The largest federal funding streams provided by the department are Title I and the Individuals with Disabilities in Education Act, West said, adding that he does not expect the programs to be cut under the Trump administration in the near future.
“I’ve seen zero signs so far that even the incoming administration in the department — much less members of Congress who are responsible for the power of the purse — are actually interested in changes to the federal Title programs in the short run,” West said.
Panelists at Thursday’s event also discussed the prominence of absenteeism in K-12 schools, and the phenomenon’s connection to post-pandemic learning losses.
“Absenteeism is one of the very few things that organizations outside of schools could be helping with right now,” said Thomas Kane, an HGSE Professor of Education and Economics.
Kane proposed a number of solutions that local governments can implement to mitigate the absences.
“Mayors can help with public information campaigns, solving transportation issues.

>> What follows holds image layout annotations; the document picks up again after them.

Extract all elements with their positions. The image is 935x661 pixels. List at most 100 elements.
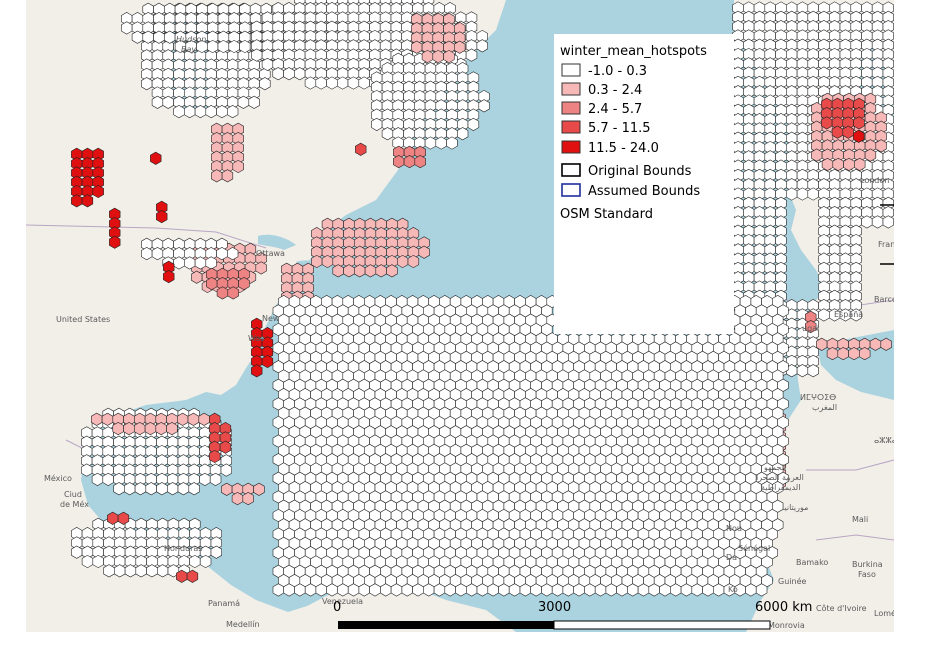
hex-cell [261, 57, 274, 71]
hex-cell [302, 281, 314, 295]
legend-swatch [561, 140, 581, 154]
hex-cell [221, 169, 234, 183]
hex-cell [882, 215, 894, 229]
hex-cell [476, 29, 488, 44]
hex-cell [217, 39, 230, 54]
hex-cell [283, 67, 295, 81]
place-label-hudson-bay: Hudson [176, 35, 206, 44]
place-label-washington: Was [248, 334, 264, 343]
hex-cell [584, 583, 596, 597]
hex-cell [850, 233, 862, 248]
hex-cell [850, 261, 862, 275]
hex-cell [882, 196, 894, 210]
hex-cell [232, 141, 244, 155]
hex-cell [882, 10, 894, 24]
hex-cell [135, 564, 147, 578]
place-label-mauritania: الجمهو [763, 463, 786, 472]
hex-cell [805, 310, 817, 324]
hex-cell [467, 108, 480, 122]
hex-cell [775, 196, 787, 210]
hex-cell [189, 517, 201, 531]
place-label-barcelona: Barce [874, 295, 894, 304]
hex-cell [358, 76, 370, 90]
place-label-mali: Mali [852, 515, 868, 524]
hex-cell [418, 236, 430, 250]
hex-cell [882, 159, 894, 173]
hex-cell [141, 247, 153, 261]
hex-cell [850, 224, 862, 238]
hex-cell [390, 583, 403, 597]
hex-cell [251, 364, 263, 378]
hex-cell [237, 95, 250, 109]
map-canvas[interactable]: Hudson Bay Ottawa United States New Was … [26, 0, 894, 632]
hex-cell [146, 564, 158, 578]
hex-cell [109, 217, 121, 231]
place-label-london: London [860, 176, 889, 185]
hex-cell [853, 129, 865, 143]
hex-cell [219, 440, 232, 454]
hex-cell [142, 30, 154, 44]
place-label-new-york: New [262, 314, 280, 323]
hex-cell [573, 583, 585, 597]
hex-cell [882, 29, 894, 43]
hex-cell [347, 583, 360, 597]
hex-cell [875, 111, 887, 125]
hex-cell [433, 583, 446, 597]
legend-basemap-label: OSM Standard [560, 207, 653, 222]
hex-cell [109, 226, 121, 240]
hex-cell [637, 583, 650, 597]
hex-cell [869, 337, 882, 351]
hex-cell [396, 217, 409, 231]
hex-cell [242, 492, 254, 506]
place-label-ottawa: Ottawa [256, 249, 285, 258]
hex-cell [455, 583, 467, 597]
hex-cell [371, 117, 383, 131]
hex-cell [71, 545, 83, 559]
hex-cell [163, 260, 175, 274]
hex-cell [293, 67, 306, 81]
hex-cell [109, 207, 121, 221]
hex-cell [248, 95, 260, 109]
hex-cell [807, 364, 819, 378]
hex-cell [853, 157, 866, 171]
legend-class-label: 11.5 - 24.0 [588, 141, 659, 156]
hex-cell [443, 12, 455, 26]
hex-cell [412, 583, 424, 597]
hex-cell [107, 511, 119, 525]
hex-cell [91, 472, 104, 486]
hex-cell [848, 347, 860, 361]
hex-cell [421, 49, 434, 64]
hex-cell [81, 463, 93, 477]
hex-cell [669, 583, 682, 597]
hex-cell [343, 264, 355, 278]
hex-cell [882, 38, 894, 52]
hex-cell [880, 337, 892, 351]
legend-outline-label: Original Bounds [588, 164, 692, 179]
hex-cell [209, 449, 221, 464]
place-label-cote-divoire: Côte d'Ivoire [816, 603, 867, 613]
hex-cell [103, 564, 115, 578]
hex-cell [882, 75, 894, 89]
hex-cell [444, 2, 456, 16]
hex-cell [205, 256, 217, 270]
hex-cell [432, 49, 444, 64]
hex-cell [465, 583, 478, 597]
hex-cell [858, 347, 871, 361]
hex-cell [101, 412, 114, 426]
hex-cell [562, 583, 575, 597]
hex-cell [476, 39, 488, 53]
hex-cell [304, 76, 317, 90]
hex-cell [816, 337, 828, 351]
hex-cell [435, 136, 447, 150]
legend-title: winter_mean_hotspots [560, 44, 707, 59]
hex-cell [401, 583, 413, 597]
hex-cell [261, 354, 274, 369]
hex-cell [355, 142, 367, 156]
hex-cell [850, 289, 862, 303]
hex-cell [453, 31, 466, 45]
hex-cell [216, 247, 228, 261]
hex-cell [117, 511, 130, 525]
hex-cell [315, 76, 327, 90]
hex-cell [850, 299, 862, 313]
hex-cell [407, 254, 420, 269]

Employers could create more flexibility around school pickup and drop off times,” he said. “The many museums and other organizations around Boston and elsewhere could be running supporting extracurricular activities at schools to help draw students in.”
Absenteeism was a primary issue covered in an Education Recovery Scorecard Report — published by Kane and several co-authors earlier this month — which analyzes data on post-pandemic learning recovery in the U.S.
Even with online learning and Covid-19 increasingly in the rearview, the panelists agreed that K-12 schooling is facing another formidable challenge: absenteeism.
“If the pandemic was the earthquake, absenteeism is the tsunami that is continuing to run through schools,” Kane said.